Wednesday, October 7, 2009

Acupuncture and Chinese Shenanigans


So there I was on break with no direction. I stared at my food in the lunch room - what's next? I had a 2 hour break and I'm sure a million things to do. Then a classmate sat down and started asking me about medical residencies specializing in biofeedback. Greg came in and he is in the neurofeedback group as well. HEY! The clinic's right there - why not?

I headed to the clinic as a patient instead of a medical student. I roamed the halls looking for the shift, but found my friend Sarah.

"Do you need acupuncture?"

I paused. "Do you need a check off?"

"No I just - my shift has one patient today, so you can totally come in and get acupuncture for cheap because you're a student."

Convincing. Well, I was there anyway...

She took my history in that well rounded, oddly charted Chinese way as a new patient with the complaint of, you guessed it, epilepsy. I feel like I should stay up really late and have a seizure just so there can be something more recent on record, but it's not really worth the overwhelming sense of doom that accompanies my bust and move.

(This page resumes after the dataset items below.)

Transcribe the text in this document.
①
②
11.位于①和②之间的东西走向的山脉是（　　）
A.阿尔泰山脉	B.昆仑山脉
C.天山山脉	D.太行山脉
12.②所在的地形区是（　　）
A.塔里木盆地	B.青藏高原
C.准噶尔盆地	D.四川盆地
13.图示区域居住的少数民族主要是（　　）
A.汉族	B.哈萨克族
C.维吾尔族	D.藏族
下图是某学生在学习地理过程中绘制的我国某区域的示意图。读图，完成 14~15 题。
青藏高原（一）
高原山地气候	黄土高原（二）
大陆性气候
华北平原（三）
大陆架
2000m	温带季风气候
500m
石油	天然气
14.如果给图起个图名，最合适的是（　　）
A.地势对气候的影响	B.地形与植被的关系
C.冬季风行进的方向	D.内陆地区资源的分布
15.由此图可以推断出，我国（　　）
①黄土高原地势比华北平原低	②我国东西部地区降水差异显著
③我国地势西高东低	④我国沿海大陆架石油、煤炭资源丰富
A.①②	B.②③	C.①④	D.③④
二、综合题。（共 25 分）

She took my pulses and looked at my tongue - important tools in Chinese medicine. I love the tongue one and the nails. The mouth can tell you a lot about a person's health, (as can skin and other overlooked clues). Sarah left and an old Chinese doctor hobbled in and looked me over. He had a very strong accent. He asked me about mucous in my throat and coughing. Epilepsy is a "wind liver" problem and has been called "dian xian" for thousands of years.

Acupuncture hurt.

In between my first two toes, into the tendons of my arms, the inner side of my knees, in the back of my head and, the worst, the side of my big toes. All these correspond to different organs, which are not really the organs we think of. My "spleen is deficient" actually means something entirely unrelated to the organ I know about.

After about 7 minutes, (I estimate because of painful needles sticking out of my skull), a rush came over my body. It felt a little like a seizure, so out of curiosity I tried to let it happen. I snapped out of it because my finger twitched and the needle in my arm tugged - I gasped. I was wide-eyed at the intensity - did that really just happen? It's all about currents of electricity in your body, so it's possible she hit a line Chinese medicine intends to utilize.

I have no idea.

Then we went to herbs. Based on my entire profile, (not just epilepsy + human = Lamictal), my history and presentation, they came up with a mix of 11 herbs seen in the picture above. I have to boil them twice, drink 3 cups a day with meals and chew on a specific dry herb after each cup. It's all very weird, but one must remind oneself that the Chinese, despite their lack of MRIs and machines that go beep, have been treating human disorders for a bajillion.5 years. You'd have to be a pretty self-inflated Westerner to toss out all that knowledge and experience.

Of course modern science knows everything... that's why the solution to your problem lies in lifelong medication.

It's hard to not just stop taking my medication as I go through this process! Seriously.